The meal wasn’t worth the bill, but the friends were.
What did I learn? Well, like with nearly anything in life—it’s about finding a balance. I could trade the steak and cocktails for a salad and water.
I got to keep the time out with friends where they could escape their responsibilities at home while at least reducing the parts I didn’t care so much about.
And, Jenni and I have both tried to incorporate more social activities that focus more deeply on the part that matters: the interaction with friends and family. Pot lucks, game nights, and barbecues offer a much more interesting dynamic than a loud, dark bar while simultaneously saving everyone a few bucks.
But someone has to step up the plate and organize those events. That could be you, too.
It’s not unlike the car example above. Just because you don’t care about the emblem on the hood doesn’t mean you don’t care about safety standards, exhaust regulations, or quality of life improvements.
And it’s okay to effectively spend where it matters while cutting where it doesn’t.
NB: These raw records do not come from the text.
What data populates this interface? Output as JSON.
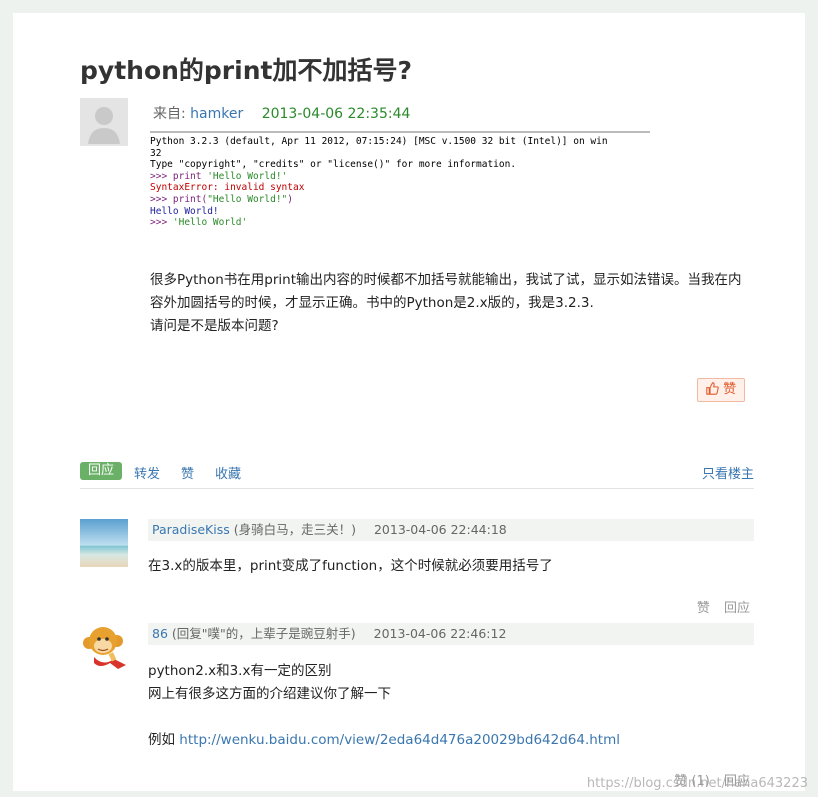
{
  "question": {
    "title": "python的print加不加括号?",
    "from_label": "来自:",
    "author": "hamker",
    "date": "2013-04-06 22:35:44",
    "console": [
      {
        "text": "Python 3.2.3 (default, Apr 11 2012, 07:15:24) [MSC v.1500 32 bit (Intel)] on win",
        "style": "plain"
      },
      {
        "text": "32",
        "style": "plain"
      },
      {
        "text": "Type \"copyright\", \"credits\" or \"license()\" for more information.",
        "style": "plain"
      },
      {
        "prompt": ">>> print ",
        "text": "'Hello World!'",
        "style": "str"
      },
      {
        "text": "SyntaxError: invalid syntax",
        "style": "err"
      },
      {
        "prompt": ">>> print(",
        "text": "\"Hello World!\"",
        "suffix": ")",
        "style": "str"
      },
      {
        "text": "Hello World!",
        "style": "out"
      },
      {
        "prompt": ">>> ",
        "text": "'Hello World'",
        "style": "str"
      }
    ],
    "body_lines": [
      "很多Python书在用print输出内容的时候都不加括号就能输出，我试了试，显示如法错误。当我在内",
      "容外加圆括号的时候，才显示正确。书中的Python是2.x版的，我是3.2.3.",
      "请问是不是版本问题?"
    ],
    "like_label": "赞"
  },
  "actions": {
    "reply": "回应",
    "forward": "转发",
    "like": "赞",
    "favorite": "收藏",
    "only_op": "只看楼主"
  },
  "replies": [
    {
      "user": "ParadiseKiss",
      "note": "(身骑白马，走三关！)",
      "date": "2013-04-06 22:44:18",
      "lines": [
        "在3.x的版本里，print变成了function，这个时候就必须要用括号了"
      ],
      "like": "赞",
      "reply": "回应"
    },
    {
      "user": "86",
      "note": "(回复\"噗\"的，上辈子是豌豆射手)",
      "date": "2013-04-06 22:46:12",
      "lines": [
        "python2.x和3.x有一定的区别",
        "网上有很多这方面的介绍建议你了解一下"
      ],
      "link_prefix": "例如",
      "link": "http://wenku.baidu.com/view/2eda64d476a20029bd642d64.html",
      "like": "赞 (1)",
      "reply": "回应"
    }
  ],
  "watermark": "https://blog.csdn.net/haha643223",
  "colors": {
    "accent_green": "#6ab066",
    "link_blue": "#3a77b0",
    "like_orange": "#e25a2b"
  }
}
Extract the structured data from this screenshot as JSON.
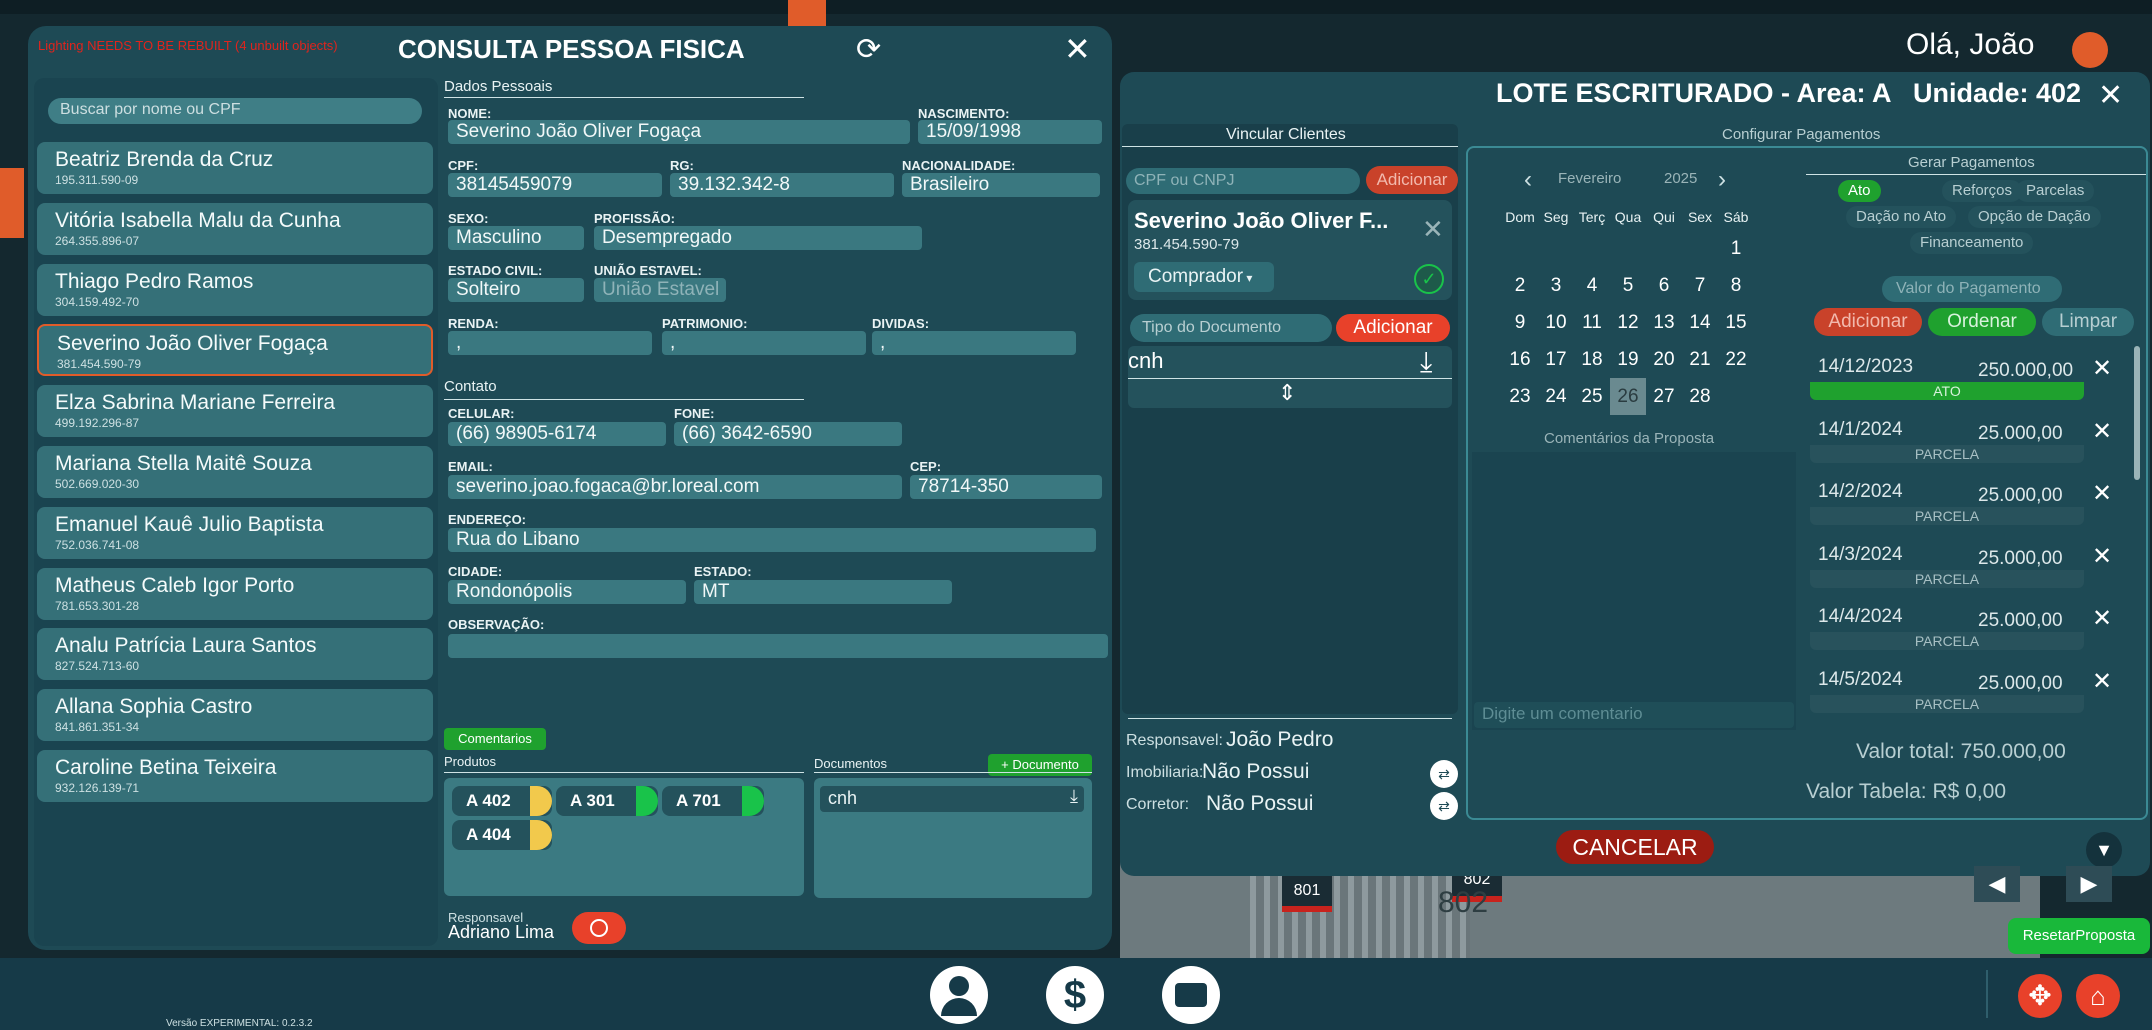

That’s a healthy money mindset.
Sustainable Financial Independence
What I don’t like is general categorical spending advice like “don’t spend money on cars” or “don’t waste money on makeup”. What I don’t think is constructive or sustainable is to trying to convince a motorhead to give up their hobby entirely just to try to reach FIRE.
If what you love is cars, alcohol, or personal care—so be it. There are ways to capture the best parts of the hobby or passion without spending your way into debt and financial dependence.
You don’t have to spend extravagantly in order to enjoy what you love.
Compromise? Sure. That’s where the nuance comes in.
It’s okay to spend money on what really matters to you, within reason. Sure, you still need to set some limits or work within a budget, but sometimes you’ve got to take a little risk in life.
What doesn’t make sense is to drop a load of dough on and take risks in areas that don’t matter to you. If you really care about having a fancy watch—buy a nice watch—if you can afford it. If you don’t care about watches, why would you ever consider blowing money (and your time) on them?
Ultimately, the part I think that will help you reach financial independence the most is the question mark the quote elicits.
“Spend extravagantly on what you love…”—what do I love?
Readers—where in life do you find that spending matters? And where do you cut?
I feel like it’s worth spending on quality travel gear, new adventures, and things that last.
But, I cut my own hair, walk & bike around town, and can’t hit a damn thing with a 3-iron.
Let me know in the comments!
This post is centered around a quote from Ramit Sethi’s I Will Teach You To Be Rich, an introductory personal finance book I’ve bought for friends several times over the years.
Much of the book focuses on cutting out the things, expenses, and parts of life you don’t enjoy. Do that, and you can retire early from the rat race to do what you enjoy. Check out a review of IWTYTBR recently written by a friend of TicTocLife, Impersonal Finances.
One of the key stumbling blocks with FIRE is that folks learn about it and go big right away. They drastically cut back on everything instead of most things (and especially that which doesn’t matter to you).
They wind up cutting what matters and what they enjoy.
Deprivation sets in.
They don’t build a sustainable money mindset.
They forget to build the life they want, and then to save for it.